Soraya (Suheir Hammad) lives in Brooklyn but for years has wanted to return to her Palestinian roots in Jaffa where her grandfather lived and lost their home in 1948 when the state of Israel was created. She yearns to visit her ancestral home and to recover the funds left to the family in a bank account. Arriving in Israel at the Tel Aviv Ben Gurion airport, Soraya is subjected to extra questioning and a full-body search. She finally makes it through these humiliating circumstances and stays briefly with a friend in Ramallah. At the bank, she is told that her grandfather's account was frozen and seized in 1948. Soraya shares her righteous indignation with Emad (Saleh Bakri), who works at a restaurant where Soraya eats. Emad has been trying to get a visa to travel to Canada where he has been given a scholarship. But this dream is shattered when, for the fourth time, his visa is denied. Furious, Emad feels like he is living in a prison. A bold plan, pulled off with his best friend, a filmmaker, enables all three of them to savor the taste of freedom and new possibilities.

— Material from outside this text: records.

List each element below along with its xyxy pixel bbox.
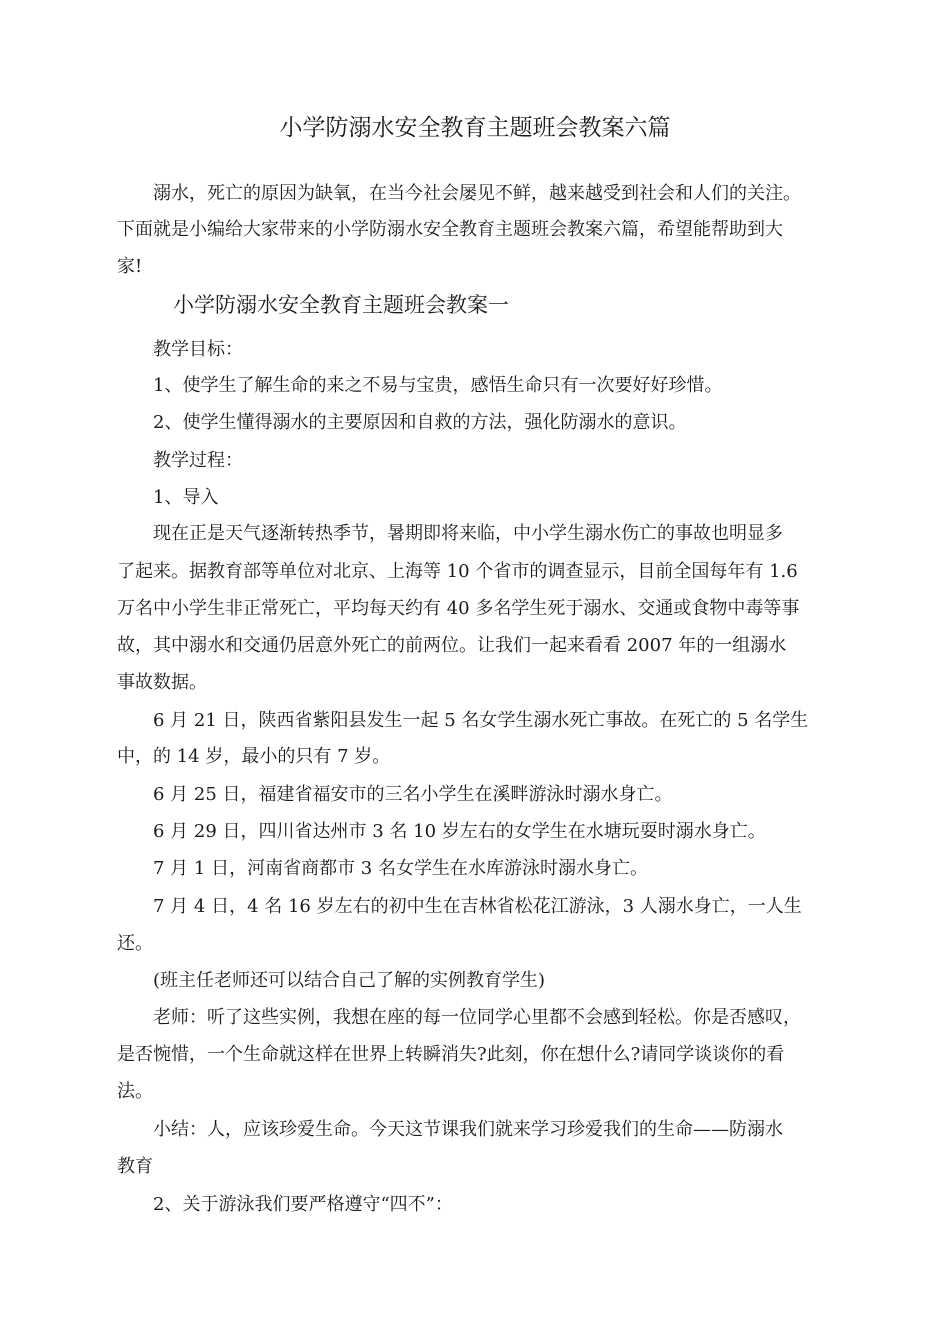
- para-1-line-5: 事故数据。: [117, 672, 207, 693]
- case-5-line-2: 还。: [117, 933, 153, 954]
- teacher-line-1: 老师：听了这些实例，我想在座的每一位同学心里都不会感到轻松。你是否感叹，: [153, 1007, 801, 1028]
- summary-line-2: 教育: [117, 1156, 153, 1177]
- goals-label: 教学目标：: [153, 339, 243, 360]
- step-1: 1、导入: [153, 487, 219, 508]
- goal-2: 2、使学生懂得溺水的主要原因和自救的方法，强化防溺水的意识。: [153, 412, 687, 433]
- document-title: 小学防溺水安全教育主题班会教案六篇: [279, 115, 671, 141]
- intro-line-2: 下面就是小编给大家带来的小学防溺水安全教育主题班会教案六篇，希望能帮助到大: [117, 219, 783, 240]
- case-3: 6 月 29 日，四川省达州市 3 名 10 岁左右的女学生在水塘玩耍时溺水身亡。: [153, 821, 766, 842]
- para-1-line-1: 现在正是天气逐渐转热季节，暑期即将来临，中小学生溺水伤亡的事故也明显多: [153, 523, 783, 544]
- summary-line-1: 小结：人，应该珍爱生命。今天这节课我们就来学习珍爱我们的生命——防溺水: [153, 1119, 783, 1140]
- case-5-line-1: 7 月 4 日，4 名 16 岁左右的初中生在吉林省松花江游泳，3 人溺水身亡，一人生: [153, 896, 802, 917]
- para-1-line-4: 故，其中溺水和交通仍居意外死亡的前两位。让我们一起来看看 2007 年的一组溺水: [117, 635, 787, 656]
- goal-1: 1、使学生了解生命的来之不易与宝贵，感悟生命只有一次要好好珍惜。: [153, 375, 723, 396]
- case-4: 7 月 1 日，河南省商都市 3 名女学生在水库游泳时溺水身亡。: [153, 858, 648, 879]
- para-1-line-2: 了起来。据教育部等单位对北京、上海等 10 个省市的调查显示，目前全国每年有 1.6: [117, 561, 798, 582]
- intro-line-3: 家!: [117, 256, 143, 277]
- section-title: 小学防溺水安全教育主题班会教案一: [173, 293, 509, 317]
- step-2: 2、关于游泳我们要严格遵守“四不”：: [153, 1194, 453, 1215]
- teacher-line-3: 法。: [117, 1081, 153, 1102]
- process-label: 教学过程：: [153, 450, 243, 471]
- case-1-line-2: 中，的 14 岁，最小的只有 7 岁。: [117, 746, 391, 767]
- teacher-note: (班主任老师还可以结合自己了解的实例教育学生): [153, 970, 546, 991]
- case-1-line-1: 6 月 21 日，陕西省紫阳县发生一起 5 名女学生溺水死亡事故。在死亡的 5 名学生: [153, 710, 809, 731]
- intro-line-1: 溺水，死亡的原因为缺氧，在当今社会屡见不鲜，越来越受到社会和人们的关注。: [153, 183, 801, 204]
- teacher-line-2: 是否惋惜，一个生命就这样在世界上转瞬消失?此刻，你在想什么?请同学谈谈你的看: [117, 1044, 785, 1065]
- case-2: 6 月 25 日，福建省福安市的三名小学生在溪畔游泳时溺水身亡。: [153, 784, 673, 805]
- para-1-line-3: 万名中小学生非正常死亡，平均每天约有 40 多名学生死于溺水、交通或食物中毒等事: [117, 598, 800, 619]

Salt of This Sea is the debut of Palestinian director Annemarie Jacir, who sees the film as "a story of young people trying to shake off the restraints that control them — of military occupation, borders, a corrupt government, and a rejecting social system. It is the story of a new generation wanting to live, and knowing sometimes, in order to do this, [they have] to take things in their own hands."

Soraya and Emad arrive in Israel as homeless illegals. They decide to go on a quest to visit their ancestral homes. Soraya is heartbroken after meeting the hospitable Israeli women who allows her to look at the place and even stay for a while. But anger resurfaces in Soraya, who claims that it is really her home, created by the blood, sweat, and tears of her grandparents. Emad wants to move on, so they explore a village in ruins that he has not seen for 17 years. It is sad to see the mounting sense of loss in these two Palestinians and the disconnection they must feel from the rest of the world. Annemarie Jacir ends the film at the Tel Aviv airport, an impersonal place and space inhabited by tired, tense, and often frightened people trying to make a transition from one place to another.